Legislation to repeal the Pennsylvania Defense of Marriage Act and permit same-sex marriages in Pennsylvania was introduced in the state Senate last week. The Legislature passed the Defense of Marriage Act in 1996, expressly prohibiting the issuing of marriage licenses to same-sex couples or the recognition of same-sex marriages performed in other jurisdictions.
A Franklin & Marshall College poll released last month found that 52 percent of Pennsylvanians surveyed said they supported gay marriage, while
34 percent said they strongly oppose legalizing same-sex marriages.
Those results are the exact opposite of where public opinion stood in the same poll seven years ago.

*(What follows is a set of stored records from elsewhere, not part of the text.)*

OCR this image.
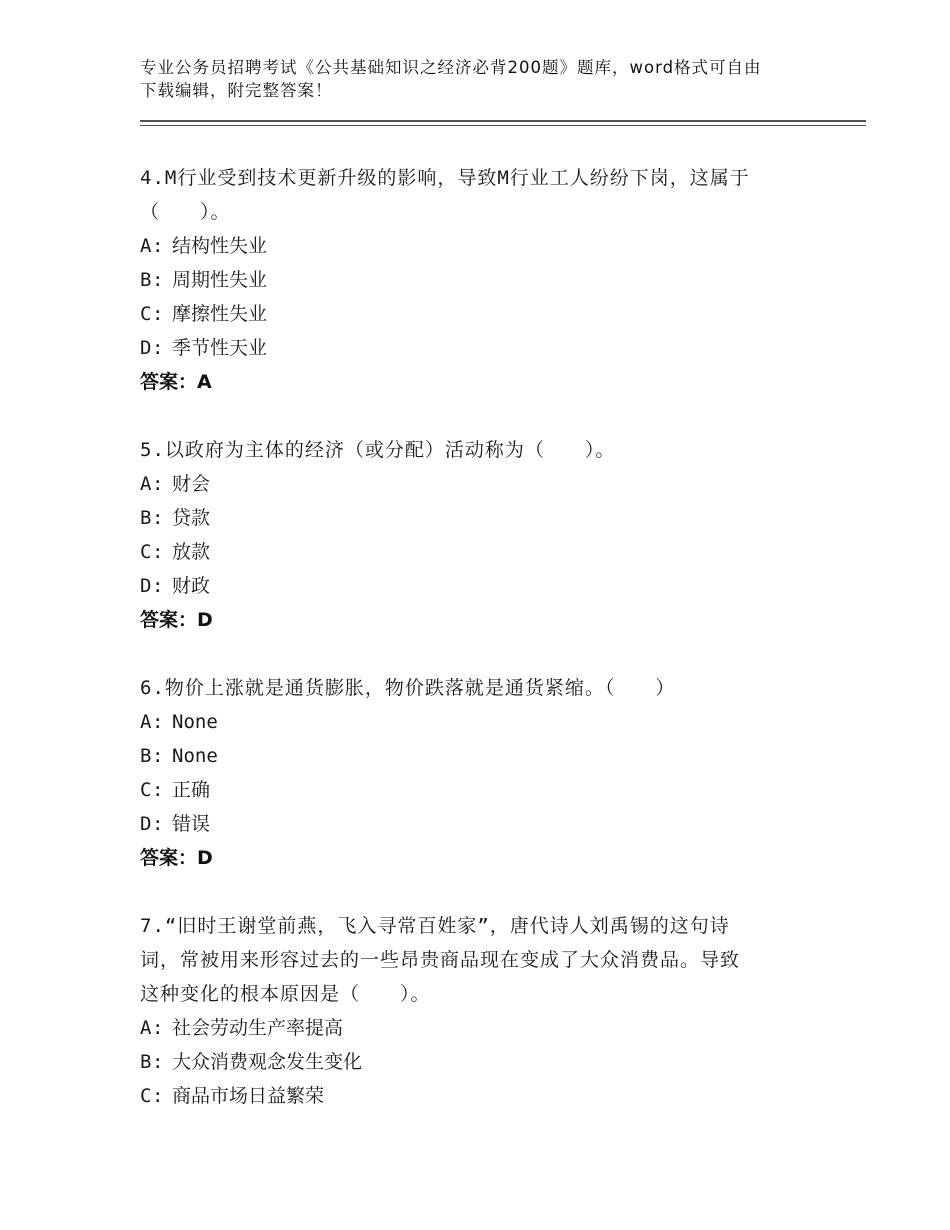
专业公务员招聘考试《公共基础知识之经济必背200题》题库，word格式可自由
下载编辑，附完整答案！
4.M行业受到技术更新升级的影响，导致M行业工人纷纷下岗，这属于
（　　）。
A: 结构性失业
B: 周期性失业
C: 摩擦性失业
D: 季节性天业
答案：A
5.以政府为主体的经济（或分配）活动称为（　　）。
A: 财会
B: 贷款
C: 放款
D: 财政
答案：D
6.物价上涨就是通货膨胀，物价跌落就是通货紧缩。（　　）
A: None
B: None
C: 正确
D: 错误
答案：D
7.“旧时王谢堂前燕，飞入寻常百姓家”，唐代诗人刘禹锡的这句诗
词，常被用来形容过去的一些昂贵商品现在变成了大众消费品。导致
这种变化的根本原因是（　　）。
A: 社会劳动生产率提高
B: 大众消费观念发生变化
C: 商品市场日益繁荣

In 2006, the Franklin & Marshall poll found that 50 percent of those surveyed said they strongly opposed gay marriage and
33 percent said they supported legalized marriage for same-sex couples.
Observers on both sides of the issue said it appears unlikely that the U.S. Supreme Court will hand down a decision that will directly impact Pennsylvania’s prohibition against same-sex marriages.
But as laws barring homosexual couples from marrying are attacked in the courts, there is the chance that same-sex marriage could be determined to be a right that should be granted across the nation.
Rosenblum said there is “a very slim possibility” that the Supreme Court could rule that there is a fundamental right to marriage for same-sex couples that would then define law for all states.
“Based on my assessment of the oral argument (Tuesday), this is not at all likely to be a result,” Rosenblum said. “This is actually not surprising, given the fact that the court does not generally like to be ahead of the curve on social issues such as this.
“Instead, they like to allow the states to serve as individual laboratories to work out these matters individually.”
Thomas Shaheen, vice president for policy at the Pennsylvania Family Institute, one of the most prominent advocacy groups defending the concept of traditional marriage in the commonwealth, said that over the years government has recognized that marriage “benefits society in a unique way.”
“This has been rightly treated by the courts as what’s known as a ‘rational basis’ for its marriage law,” Shaheen said. “If the court rules that there is no rational basis for one man, one woman marriage, our state’s (Defense of Marriage Act) could be overturned.”
The Pennsylvania Family Institute was among more than 30 similar organizations that joined together to submit a legal brief arguing in favor of California’s Proposition 8.
The bid to have marriage defined in the state constitution was likely spoiled because anti-gay marriage lobbyists pushed too hard to get language inserted in the legislation that would have barred civil unions as well as marriage, said state Sen. John Gordner, R-Columbia, who was one of the co-sponsors of the legislation.
“Advocates in favor of preserving marriage as a union between a man and woman made a strategic mistake,” Gordner said.
Legislation that would have stopped at defining marriage would likely have passed the Legislature and then been put to a vote of the Pennsylvania people.
But because of the dispute over civil unions, the measure got bogged down in the Legislature. In the years since, two other attempts to revive the constitutional amendment defining marriage as a union between a man and woman have not made it to the full Senate for votes.